Sunday, October 28, 2018

Don't confuse

In a recent conversation with an acquaintance, the term 'love' came up. I immediately responded with, "Love is not an emotion", with which he wholeheartedly disagreed. But alas, as is often the case, people don't think through and carefully articulate their terminology.
The way one may feel about love is an emotion. But love itself is an action and a state of mind. If we are faithfully following Christ's command to love our neighbor, we do so regardless of how we feel about him. Our feelings, in this case, are irrelevant. We love because it's the right thing to do. And no one dislikes love, giving or receiving.

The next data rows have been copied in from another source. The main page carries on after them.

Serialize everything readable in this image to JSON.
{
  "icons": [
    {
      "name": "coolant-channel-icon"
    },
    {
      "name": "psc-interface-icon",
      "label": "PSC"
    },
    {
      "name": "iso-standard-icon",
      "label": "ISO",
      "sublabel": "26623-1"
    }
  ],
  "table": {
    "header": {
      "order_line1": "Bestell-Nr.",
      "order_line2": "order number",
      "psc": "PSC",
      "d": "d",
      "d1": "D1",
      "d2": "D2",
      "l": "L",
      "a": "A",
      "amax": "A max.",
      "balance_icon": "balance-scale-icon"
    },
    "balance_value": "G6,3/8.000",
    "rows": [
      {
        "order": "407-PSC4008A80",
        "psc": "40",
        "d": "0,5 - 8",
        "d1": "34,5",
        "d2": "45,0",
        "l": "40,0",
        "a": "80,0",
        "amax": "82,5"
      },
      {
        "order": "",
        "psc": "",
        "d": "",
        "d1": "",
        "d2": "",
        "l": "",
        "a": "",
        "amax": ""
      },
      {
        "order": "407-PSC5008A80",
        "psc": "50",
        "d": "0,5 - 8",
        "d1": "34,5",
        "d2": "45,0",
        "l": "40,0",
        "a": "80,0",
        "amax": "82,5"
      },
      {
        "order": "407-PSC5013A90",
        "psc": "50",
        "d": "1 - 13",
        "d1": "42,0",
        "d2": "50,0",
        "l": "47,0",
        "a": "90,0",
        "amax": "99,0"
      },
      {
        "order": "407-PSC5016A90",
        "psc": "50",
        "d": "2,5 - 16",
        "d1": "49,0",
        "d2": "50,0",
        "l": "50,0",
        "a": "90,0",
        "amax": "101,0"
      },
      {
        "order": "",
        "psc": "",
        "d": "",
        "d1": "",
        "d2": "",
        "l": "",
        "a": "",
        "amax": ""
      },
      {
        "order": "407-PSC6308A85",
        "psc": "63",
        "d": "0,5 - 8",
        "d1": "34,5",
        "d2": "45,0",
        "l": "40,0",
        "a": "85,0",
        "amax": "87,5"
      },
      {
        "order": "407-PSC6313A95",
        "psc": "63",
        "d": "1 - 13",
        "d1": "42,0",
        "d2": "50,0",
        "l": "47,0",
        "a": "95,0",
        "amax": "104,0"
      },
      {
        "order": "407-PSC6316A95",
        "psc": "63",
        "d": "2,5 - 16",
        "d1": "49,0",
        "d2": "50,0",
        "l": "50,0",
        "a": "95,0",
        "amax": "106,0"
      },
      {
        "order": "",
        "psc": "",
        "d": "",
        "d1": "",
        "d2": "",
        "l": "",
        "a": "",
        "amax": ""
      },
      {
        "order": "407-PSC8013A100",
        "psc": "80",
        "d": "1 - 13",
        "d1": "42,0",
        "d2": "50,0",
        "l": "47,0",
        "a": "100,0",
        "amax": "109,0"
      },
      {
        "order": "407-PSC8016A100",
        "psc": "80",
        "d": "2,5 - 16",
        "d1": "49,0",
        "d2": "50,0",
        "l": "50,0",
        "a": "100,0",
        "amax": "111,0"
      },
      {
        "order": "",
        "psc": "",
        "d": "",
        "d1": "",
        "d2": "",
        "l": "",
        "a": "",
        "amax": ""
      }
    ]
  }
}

But there are two other terms here to consider. One, "like", is completely an emotional response. We may hear a beautiful piece of music and because it emotionally moves us, we like it. We may really like to be with a particular person, because of the feelings we have when we are with them. That's all fine and good, but it not love. It is a focus on ourselves.
Two, "romance", is closer related to love, but still distinct from it. You may feel madly "in love" with someone, but it is really just an amplified "liking" of them. And if our marriage is built on romance, it is doomed to fail, for romance is fickle.
Our marriage shouldn't be built on liking someone either. For sure, we should like the person to whom we are married. But that will fluctuate as well, depending on our mood, on their mood, depending on the weather, or even depending on how our day went. But none of those things have any bearing on our love for someone else.
We love others because it is right and because it is a manifestation of who we are, as Christians. Jesus said it, let them know you by your love (John 13:35).